Your Cab Driver is Looking For A Job

Cab driver Abu Bakarr Saccoh wanted to stand out in a crowd of potential employees on the hunt for a new job. So, instead of sticking to traditional methods of resume posting, Saccoh decided to try something new.

Saccoh posted his resume in the passenger cabin of his taxi cab.

"The first thing I do when I jump in my cab -- after I put my certificate up and get everything in order -- I immediately put my resume up," Saccoh said. "In my cab, you never know who you're gonna run in to. It's all about increasing your chances."

That has been Soccoh's routine for a year-and-a-half now, along with having his resume posted on nearly every major job search website.

Saccoh, 43, came to the United States from Sierra Leone, West Africa in 2001, and has been driving for Freedom Taxi Company for nearly two years. While he says he enjoys his current job, he also has a strong desire to pursue a career in accounting.

His passion for accounting is accompanied by a desire to help other West African natives who may have trouble understanding the tax filing process.

"Many of my people are very scared about taxes or they don't understand it. They need somebody they can talk to in their own language, that will tell them how to do it. So, maybe I can have a tax business and do their taxes. That is where I think I will add value, not only to a company but to my community. That is what is important," he said.

Saccoh says he has obtained numerous degrees in the field. Before coming to the States, Saccoh said he obtained a bachelor's degree in accounting and finance from the University of Sierra Leone in 2001. In 2006, Saccoh obtained a second bachelor's degree, this time in computer technology, from Drexel University. In 2011, he earned a master's degree in accounting and controllership from Strayer University.

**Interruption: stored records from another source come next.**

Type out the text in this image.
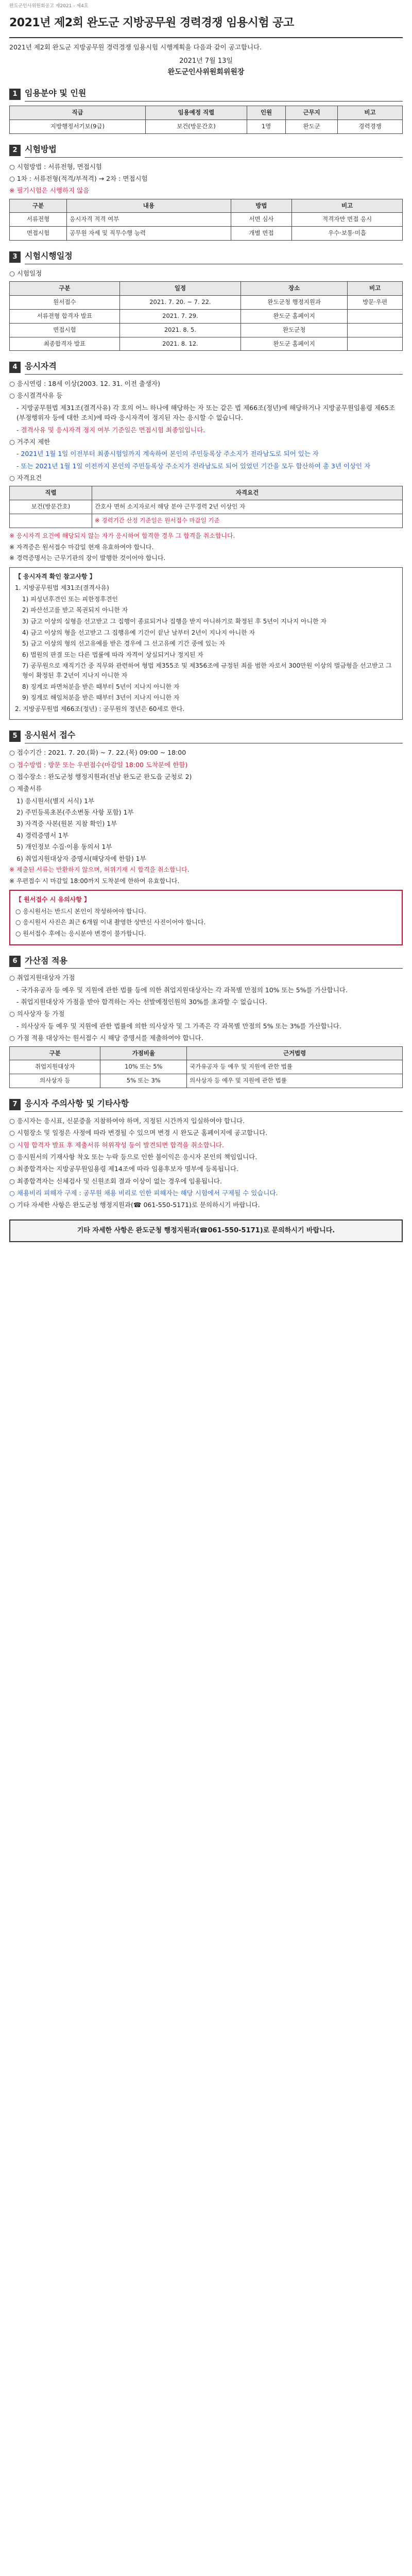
완도군인사위원회공고 제2021 - 제4호
2021년 제2회 완도군 지방공무원 경력경쟁 임용시험 공고
2021년 제2회 완도군 지방공무원 경력경쟁 임용시험 시행계획을 다음과 같이 공고합니다.
2021년 7월 13일
완도군인사위원회위원장
1 임용분야 및 인원
직급	임용예정 직렬	인원	근무지	비고
지방행정서기보(9급)	보건(방문간호)	1명	완도군	경력경쟁
2 시험방법
○ 시험방법 : 서류전형, 면접시험
○ 1차 : 서류전형(적격/부적격) → 2차 : 면접시험
※ 필기시험은 시행하지 않음
구분	내용	방법	비고
서류전형	응시자격 적격 여부	서면 심사	적격자만 면접 응시
면접시험	공무원 자세 및 직무수행 능력	개별 면접	우수·보통·미흡
3 시험시행일정
○ 시험일정
구분	일정	장소	비고
원서접수	2021. 7. 20. ~ 7. 22.	완도군청 행정지원과	방문·우편
서류전형 합격자 발표	2021. 7. 29.	완도군 홈페이지	
면접시험	2021. 8. 5.	완도군청	
최종합격자 발표	2021. 8. 12.	완도군 홈페이지	
4 응시자격
○ 응시연령 : 18세 이상(2003. 12. 31. 이전 출생자)
○ 응시결격사유 등
- 지방공무원법 제31조(결격사유) 각 호의 어느 하나에 해당하는 자 또는 같은 법 제66조(정년)에 해당하거나 지방공무원임용령 제65조(부정행위자 등에 대한 조치)에 따라 응시자격이 정지된 자는 응시할 수 없습니다.
- 결격사유 및 응시자격 정지 여부 기준일은 면접시험 최종일입니다.
○ 거주지 제한
- 2021년 1월 1일 이전부터 최종시험일까지 계속하여 본인의 주민등록상 주소지가 전라남도로 되어 있는 자
- 또는 2021년 1월 1일 이전까지 본인의 주민등록상 주소지가 전라남도로 되어 있었던 기간을 모두 합산하여 총 3년 이상인 자
○ 자격요건
직렬	자격요건
보건(방문간호)	간호사 면허 소지자로서 해당 분야 근무경력 2년 이상인 자
	※ 경력기간 산정 기준일은 원서접수 마감일 기준
※ 응시자격 요건에 해당되지 않는 자가 응시하여 합격한 경우 그 합격을 취소합니다.
※ 자격증은 원서접수 마감일 현재 유효하여야 합니다.
※ 경력증명서는 근무기관의 장이 발행한 것이어야 합니다.
【 응시자격 확인 참고사항 】
1. 지방공무원법 제31조(결격사유)
1) 피성년후견인 또는 피한정후견인
2) 파산선고를 받고 복권되지 아니한 자
3) 금고 이상의 실형을 선고받고 그 집행이 종료되거나 집행을 받지 아니하기로 확정된 후 5년이 지나지 아니한 자
4) 금고 이상의 형을 선고받고 그 집행유예 기간이 끝난 날부터 2년이 지나지 아니한 자
5) 금고 이상의 형의 선고유예를 받은 경우에 그 선고유예 기간 중에 있는 자
6) 법원의 판결 또는 다른 법률에 따라 자격이 상실되거나 정지된 자
7) 공무원으로 재직기간 중 직무와 관련하여 형법 제355조 및 제356조에 규정된 죄를 범한 자로서 300만원 이상의 벌금형을 선고받고 그 형이 확정된 후 2년이 지나지 아니한 자
8) 징계로 파면처분을 받은 때부터 5년이 지나지 아니한 자
9) 징계로 해임처분을 받은 때부터 3년이 지나지 아니한 자
2. 지방공무원법 제66조(정년) : 공무원의 정년은 60세로 한다.
5 응시원서 접수
○ 접수기간 : 2021. 7. 20.(화) ~ 7. 22.(목) 09:00 ~ 18:00
○ 접수방법 : 방문 또는 우편접수(마감일 18:00 도착분에 한함)
○ 접수장소 : 완도군청 행정지원과(전남 완도군 완도읍 군청로 2)
○ 제출서류
1) 응시원서(별지 서식) 1부
2) 주민등록초본(주소변동 사항 포함) 1부
3) 자격증 사본(원본 지참 확인) 1부
4) 경력증명서 1부
5) 개인정보 수집·이용 동의서 1부
6) 취업지원대상자 증명서(해당자에 한함) 1부
※ 제출된 서류는 반환하지 않으며, 허위기재 시 합격을 취소합니다.
※ 우편접수 시 마감일 18:00까지 도착분에 한하여 유효합니다.
【 원서접수 시 유의사항 】
○ 응시원서는 반드시 본인이 작성하여야 합니다.
○ 응시원서 사진은 최근 6개월 이내 촬영한 상반신 사진이어야 합니다.
○ 원서접수 후에는 응시분야 변경이 불가합니다.
6 가산점 적용
○ 취업지원대상자 가점
- 국가유공자 등 예우 및 지원에 관한 법률 등에 의한 취업지원대상자는 각 과목별 만점의 10% 또는 5%를 가산합니다.
- 취업지원대상자 가점을 받아 합격하는 자는 선발예정인원의 30%를 초과할 수 없습니다.
○ 의사상자 등 가점
- 의사상자 등 예우 및 지원에 관한 법률에 의한 의사상자 및 그 가족은 각 과목별 만점의 5% 또는 3%를 가산합니다.
○ 가점 적용 대상자는 원서접수 시 해당 증명서를 제출하여야 합니다.
구분	가점비율	근거법령
취업지원대상자	10% 또는 5%	국가유공자 등 예우 및 지원에 관한 법률
의사상자 등	5% 또는 3%	의사상자 등 예우 및 지원에 관한 법률
7 응시자 주의사항 및 기타사항
○ 응시자는 응시표, 신분증을 지참하여야 하며, 지정된 시간까지 입실하여야 합니다.
○ 시험장소 및 일정은 사정에 따라 변경될 수 있으며 변경 시 완도군 홈페이지에 공고합니다.
○ 시험 합격자 발표 후 제출서류 허위작성 등이 발견되면 합격을 취소합니다.
○ 응시원서의 기재사항 착오 또는 누락 등으로 인한 불이익은 응시자 본인의 책임입니다.
○ 최종합격자는 지방공무원임용령 제14조에 따라 임용후보자 명부에 등록됩니다.
○ 최종합격자는 신체검사 및 신원조회 결과 이상이 없는 경우에 임용됩니다.
○ 채용비리 피해자 구제 : 공무원 채용 비리로 인한 피해자는 해당 시험에서 구제될 수 있습니다.
○ 기타 자세한 사항은 완도군청 행정지원과(☎ 061-550-5171)로 문의하시기 바랍니다.
기타 자세한 사항은 완도군청 행정지원과(☎061-550-5171)로 문의하시기 바랍니다.
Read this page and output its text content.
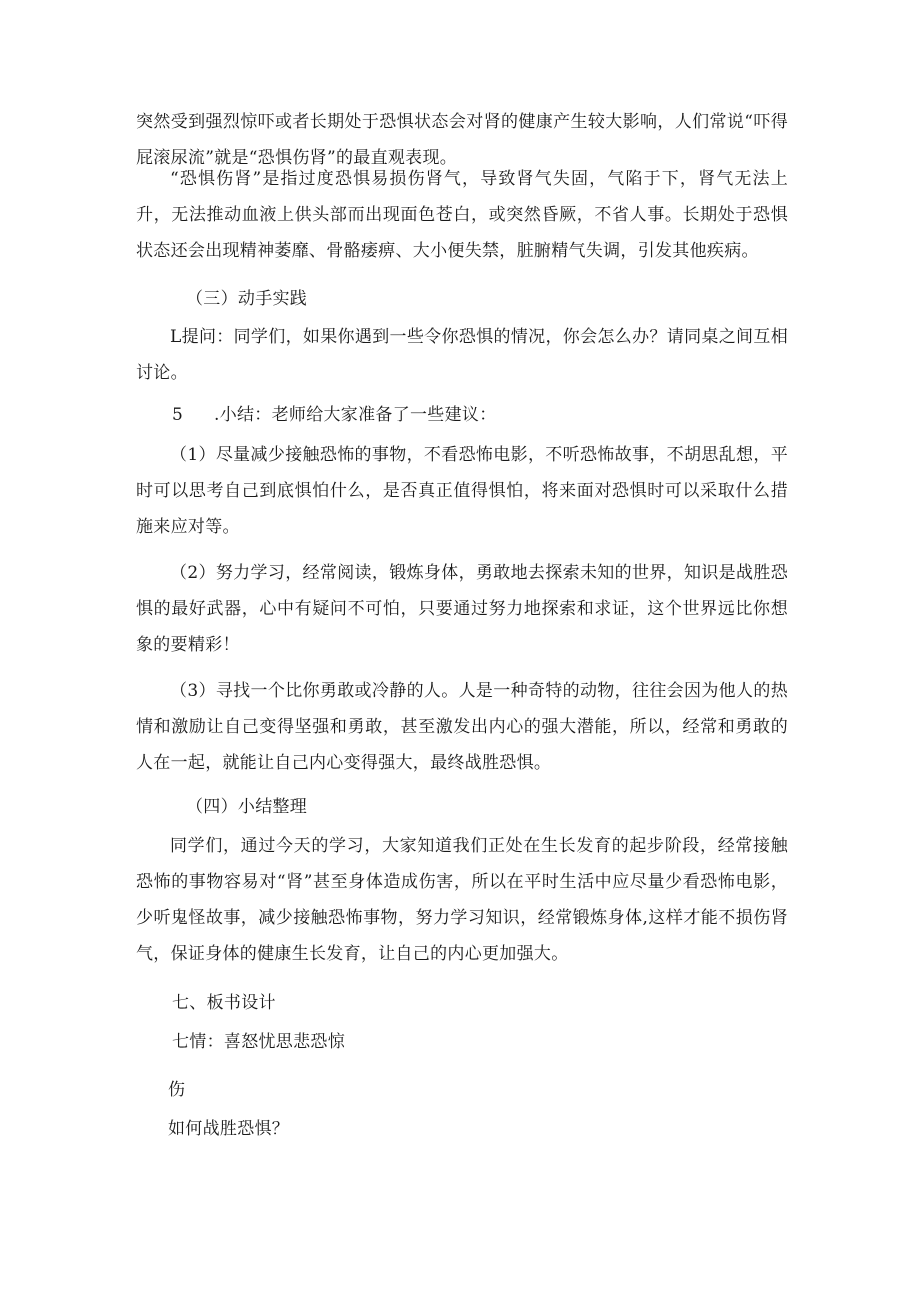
突然受到强烈惊吓或者长期处于恐惧状态会对肾的健康产生较大影响，人们常说“吓得屁滚尿流”就是“恐惧伤肾”的最直观表现。

“恐惧伤肾”是指过度恐惧易损伤肾气，导致肾气失固，气陷于下，肾气无法上升，无法推动血液上供头部而出现面色苍白，或突然昏厥，不省人事。长期处于恐惧状态还会出现精神萎靡、骨骼痿痹、大小便失禁，脏腑精气失调，引发其他疾病。

（三）动手实践

L提问：同学们，如果你遇到一些令你恐惧的情况，你会怎么办？请同桌之间互相讨论。

5 .小结：老师给大家准备了一些建议：

（1）尽量减少接触恐怖的事物，不看恐怖电影，不听恐怖故事，不胡思乱想，平时可以思考自己到底惧怕什么，是否真正值得惧怕，将来面对恐惧时可以采取什么措施来应对等。

（2）努力学习，经常阅读，锻炼身体，勇敢地去探索未知的世界，知识是战胜恐惧的最好武器，心中有疑问不可怕，只要通过努力地探索和求证，这个世界远比你想象的要精彩！

（3）寻找一个比你勇敢或冷静的人。人是一种奇特的动物，往往会因为他人的热情和激励让自己变得坚强和勇敢，甚至激发出内心的强大潜能，所以，经常和勇敢的人在一起，就能让自己内心变得强大，最终战胜恐惧。

（四）小结整理

同学们，通过今天的学习，大家知道我们正处在生长发育的起步阶段，经常接触恐怖的事物容易对“肾”甚至身体造成伤害，所以在平时生活中应尽量少看恐怖电影，少听鬼怪故事，减少接触恐怖事物，努力学习知识，经常锻炼身体,这样才能不损伤肾气，保证身体的健康生长发育，让自己的内心更加强大。

七、板书设计

七情：喜怒忧思悲恐惊

伤

如何战胜恐惧？
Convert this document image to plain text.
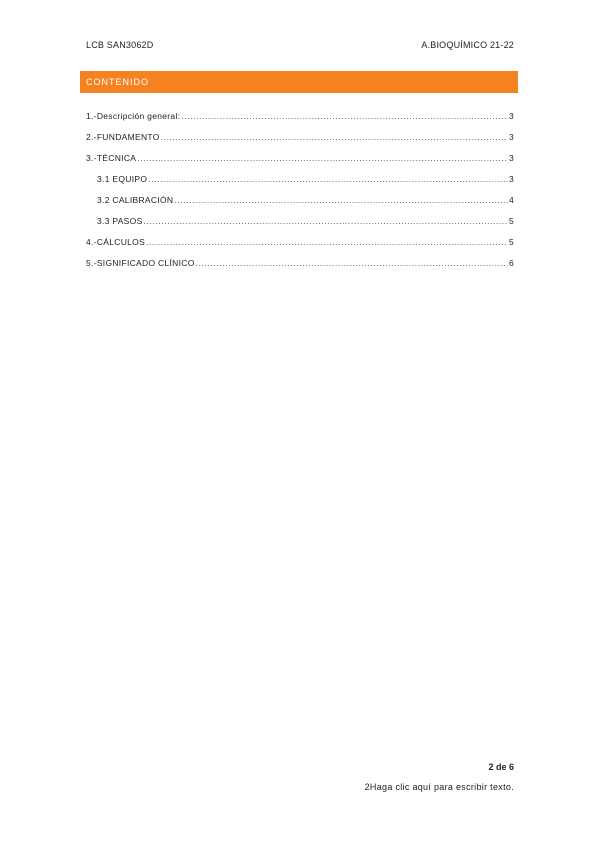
LCB SAN3062D	A.BIOQUÍMICO 21-22
CONTENIDO
1.-Descripción general: .....	3
2.-FUNDAMENTO .....	3
3.-TÉCNICA .....	3
3.1 EQUIPO .....	3
3.2 CALIBRACIÓN .....	4
3.3 PASOS .....	5
4.-CÁLCULOS .....	5
5.-SIGNIFICADO CLÍNICO .....	6
2 de 6
2Haga clic aquí para escribir texto.
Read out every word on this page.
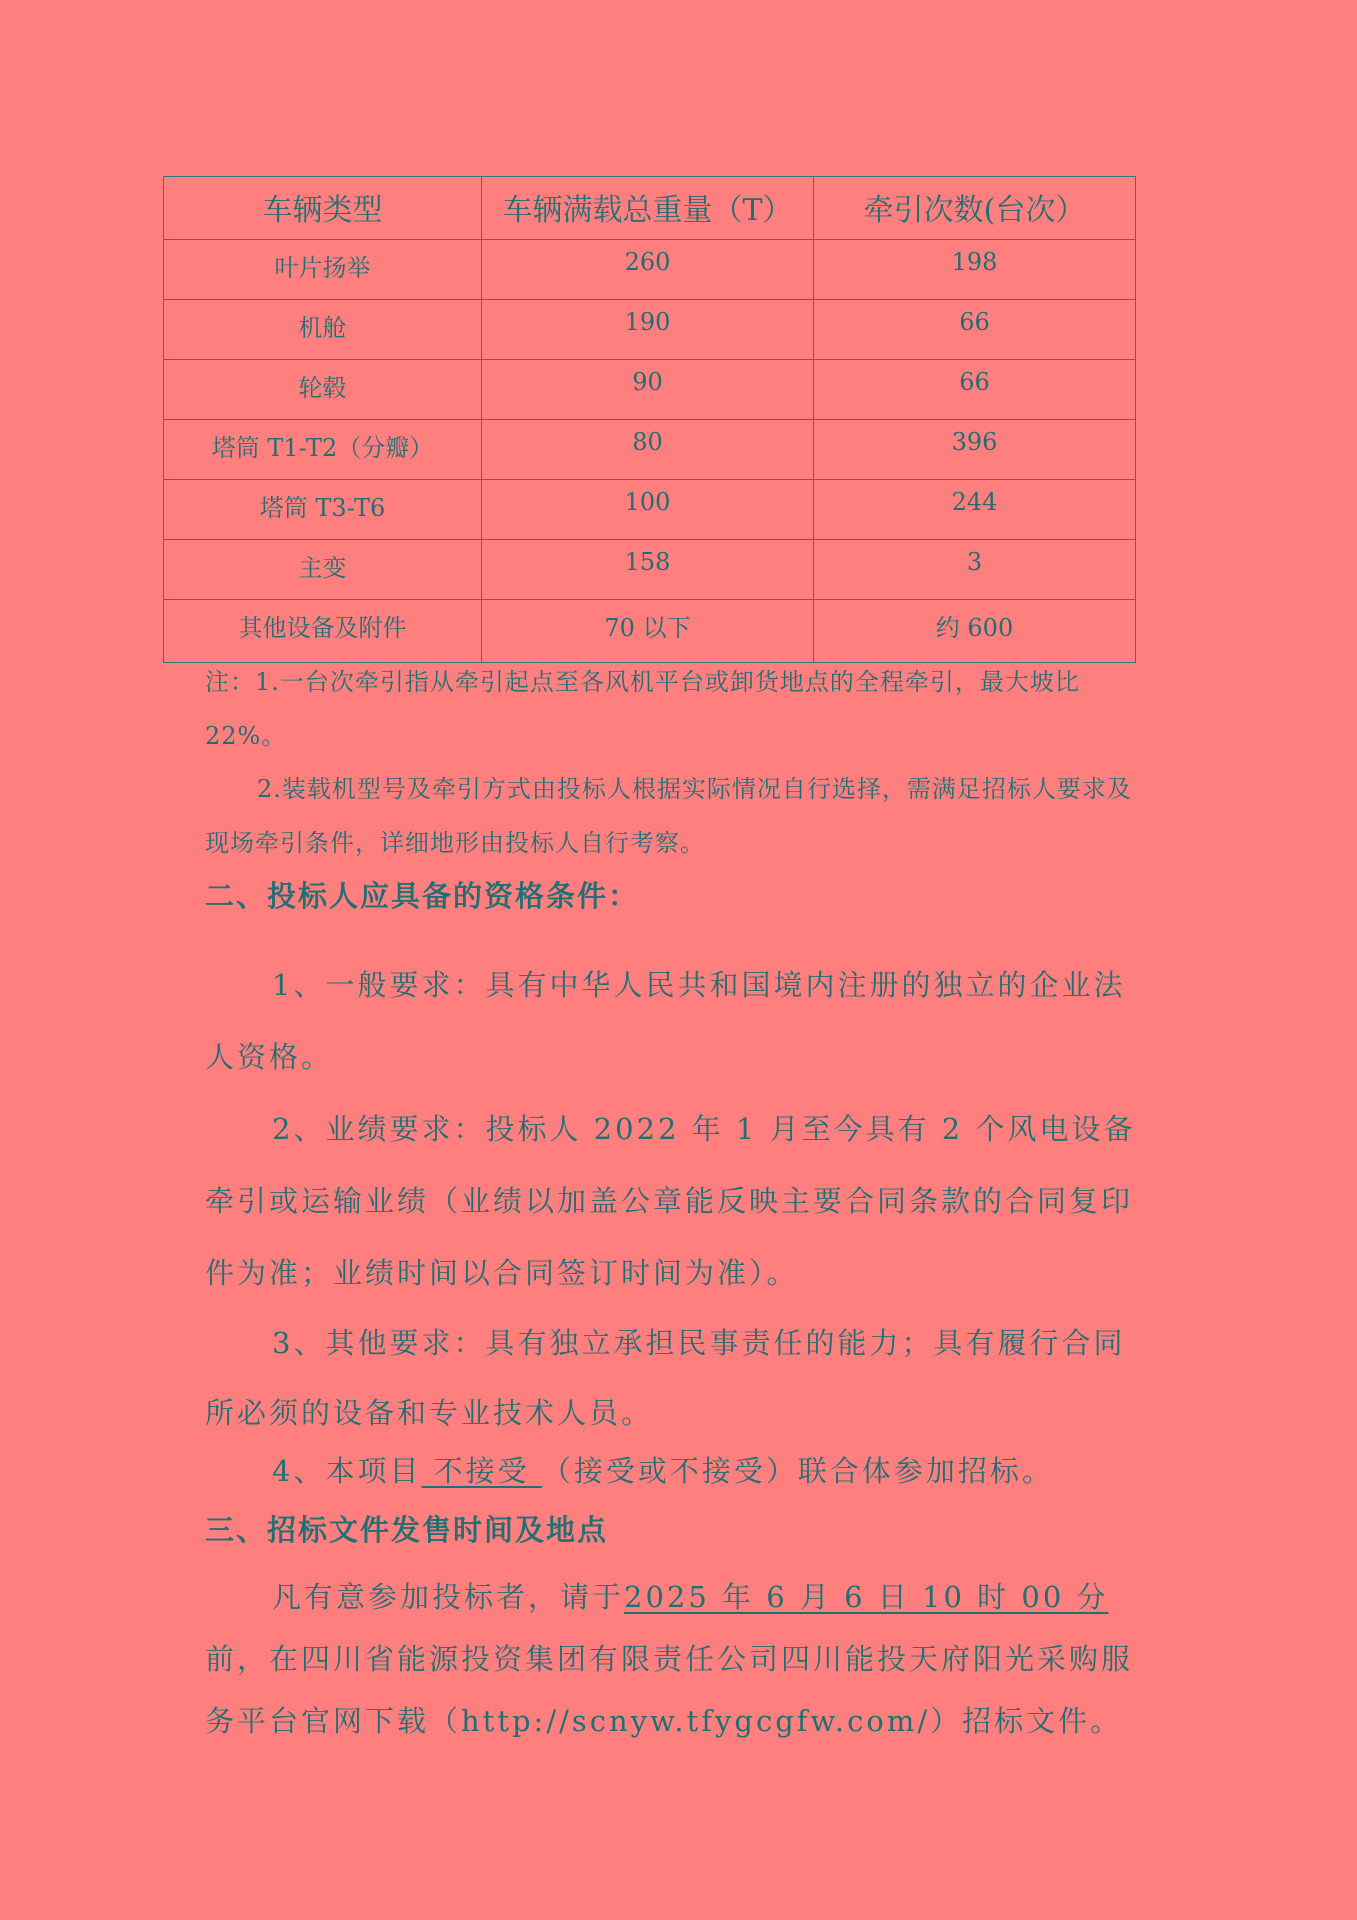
车辆类型	车辆满载总重量（T）	牵引次数(台次）
叶片扬举	260	198
机舱	190	66
轮毂	90	66
塔筒 T1-T2（分瓣）	80	396
塔筒 T3-T6	100	244
主变	158	3
其他设备及附件	70 以下	约 600

注：1.一台次牵引指从牵引起点至各风机平台或卸货地点的全程牵引，最大坡比22%。

2.装载机型号及牵引方式由投标人根据实际情况自行选择，需满足招标人要求及现场牵引条件，详细地形由投标人自行考察。

二、投标人应具备的资格条件：

1、一般要求：具有中华人民共和国境内注册的独立的企业法人资格。

2、业绩要求：投标人 2022 年 1 月至今具有 2 个风电设备牵引或运输业绩（业绩以加盖公章能反映主要合同条款的合同复印件为准；业绩时间以合同签订时间为准）。

3、其他要求：具有独立承担民事责任的能力；具有履行合同所必须的设备和专业技术人员。

4、本项目 不接受 （接受或不接受）联合体参加招标。

三、招标文件发售时间及地点

凡有意参加投标者，请于2025 年 6 月 6 日 10 时 00 分前，在四川省能源投资集团有限责任公司四川能投天府阳光采购服务平台官网下载（http://scnyw.tfygcgfw.com/）招标文件。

While his approach to a job search may seem unusual to some, Saccoh says he's had nothing but positive responses from his patrons.

"Every single person that jumps in my cab and sees my resume, you can tell they want to do anything they can do to help. People offer different things, they offer to edit my resume to make it look better or to forward it to other people. People are willing and prepared to help in a lot of different ways," he said.

Flaster Greenberg attorney Abbe Fletman says she rode in Saccoh's cab earlier this year, and the two wound up discussing everything from previous trips to Africa to Saccoh's difficulty finding a job in accounting. Fletman was so impressed with Saccoh's credentials, she offered to assist him with his search by passing his resume on to someone she knew in the accounting field. While her referral did not lead to a job, Fletman said Saccoh's taxi cab resume posting is a good way to reach potential employers.

"I think it’s a fine idea for him to post his resume in the cab," Fletman said. "While there, of course, is dignity and value in driving a cab, he has the educational background for a career in accounting.  You never know who might enter his cab and be able to help him on the way to pursue his chosen career."

Another patron, William Gullan, was so impressed by the resume posting, that he tweeted his followers about it, calling Saccoh's effort an example of "strong personal marketing."

"I thought it was just a really impressive way to take advantage if the many people that he meets everyday," Gullan said. "He seems like a really smart, energetic, optimistic kind of guy. I really hope it works out for him. He's just the kind of guy you really want to root for."

Despite general acceptance of the practice among Saccoh's patrons, Philadelphia Parking Authority (PPA) spokesman Marty O'Rourke says drivers who post unauthorized materials in their cabs could face a penalty from the PPA. According to O'Rourke, only official notices -- rules, regulations, licenses, etc. -- are permitted to be posted in the city's taxi cabs. Saccoh's resume does not fit that description.

If seen by an inspector, a taxi cab driver in Philadelphia could be cited for having an unauthorized posting in the vehicle, and could be ordered to pay a $100 fine. If the driver agrees to remove the posting, however, O'Rourke says the fine would be reduced to $25.

Saccoh says, if he were to be cited or fined it would be well worth the extra exposure.

"I wake up every morning thinking I’m gonna hit my defining moment today, you know," he said. "I am very, very hopeful that the opportunity will come at any moment; maybe from someone who gets in my cab."